Once all practical time commitments are discerned, next comes time for study. Given the allocated number of hours available, at least 1-2 hours of study should be allotted every day regardless of whether or not classes are in session that day, or if there are assignments to complete. This would allow the adult learner to keep in the habit of studying, and never letting it fall out of the routine of the day. It may be helpful to some adult learners to vary the time and material that they study, to prevent themselves from getting bored and abandoning their learning. Going over previous assignments and learning how long it took the learner to study that subject can give them a general idea of how much time is needed to study in general - this allows them to parse their time more accurately.
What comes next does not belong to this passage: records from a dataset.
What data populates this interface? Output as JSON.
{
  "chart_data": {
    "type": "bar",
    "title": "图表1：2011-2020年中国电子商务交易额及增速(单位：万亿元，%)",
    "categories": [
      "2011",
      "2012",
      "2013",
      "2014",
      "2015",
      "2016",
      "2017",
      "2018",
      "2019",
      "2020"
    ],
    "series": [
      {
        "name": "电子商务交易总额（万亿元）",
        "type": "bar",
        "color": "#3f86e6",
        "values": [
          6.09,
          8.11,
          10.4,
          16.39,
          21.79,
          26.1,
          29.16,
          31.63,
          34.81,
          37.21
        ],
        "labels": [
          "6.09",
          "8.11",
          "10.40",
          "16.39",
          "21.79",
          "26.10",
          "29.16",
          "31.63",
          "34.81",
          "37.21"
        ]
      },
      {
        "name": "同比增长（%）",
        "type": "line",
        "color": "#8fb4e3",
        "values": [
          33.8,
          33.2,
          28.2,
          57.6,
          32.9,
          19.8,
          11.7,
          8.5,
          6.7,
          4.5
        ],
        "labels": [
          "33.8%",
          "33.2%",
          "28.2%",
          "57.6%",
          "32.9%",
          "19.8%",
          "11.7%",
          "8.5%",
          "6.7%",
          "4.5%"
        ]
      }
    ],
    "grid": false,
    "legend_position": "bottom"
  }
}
Another option for adult learners in learning study skills is the KWL Strategy, which plays heavily in establishing a mindset for good study skills and time management. KWL stands for (Know, Want, Learn), and creates a greater motivator for learning specific things. With this motivation, adult learners are more willing and encouraged to make their education a higher priority in their use of time. This strategy involves creating a table of three columns, in which the adult learner describes what they already know about a subject, and what they want to know. After the class or assignment is complete, the learner then fills in the third column with what they learned. This provides a concrete, physical means of demonstrating and organizing information, and also offering the adult learner something to complete. By synthesizing the data in this way, an adult learner will motivate themselves to learn (Materna, 2007).
Adult learners in a military context have a unique challenge to face, due to the added commitment. One time management skill that must be found is to use whatever available downtime is allotted to catch up on study. If necessary (or possible), the instructor could be made aware of the student's unique time commitments, and further assistance could be rendered in the form of extended assignments or independent study. This may free up the time-taxed adult learner to learn at a pace that they can realistically manage. What's more, military personnel may be given incentives or appropriate time off active service to study, given the right context (Galbraith, 2004).
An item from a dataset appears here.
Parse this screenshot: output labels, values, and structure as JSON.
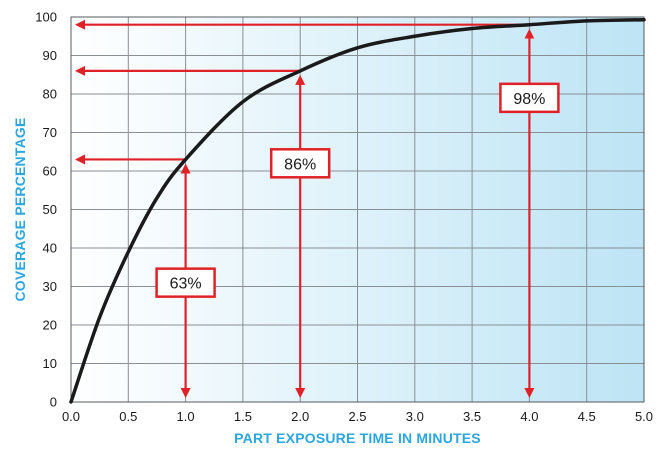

As an adult, juggling the responsibilities of life with family and military service can be quite difficult. This is made more pressing with the addition of adult higher education and all of its responsibilities. With the help of proper time management techniques and the like, it is possible for adult learners to learn the study skills necessary to benefit from their education in the way they intended. Visualizing education goals (finding out what they want to know and moving toward that goal) allows for greater emotional incentive and a more satisfying reward for their trouble. Furthermore, organizing time around what available windows there are to study allows every necessary task to be finished, while still permitting free time to work on adult education. These strategies, when personalized to fit the individual learner's schedule and goals, can do wonders toward getting them the most out of their education efforts.
Brookfield, S. (1995). Adult Learning: an overview. in A. Tuinjman (ed.) International
Encyclopedia of Education. Oxford, Pergamon Press.
Galbraith, M.W. (2004). Adult learning methods: a guide for effective instruction. 3rd edition.
Kerka, S. (1995). Adult Learner retention revisited. ERIC Digest 166: Columbus, OH.
Materna, L. (2007). Jump start the adult learner: how to engage and motivate adults using
brain-compatible strategies. Corwin Press.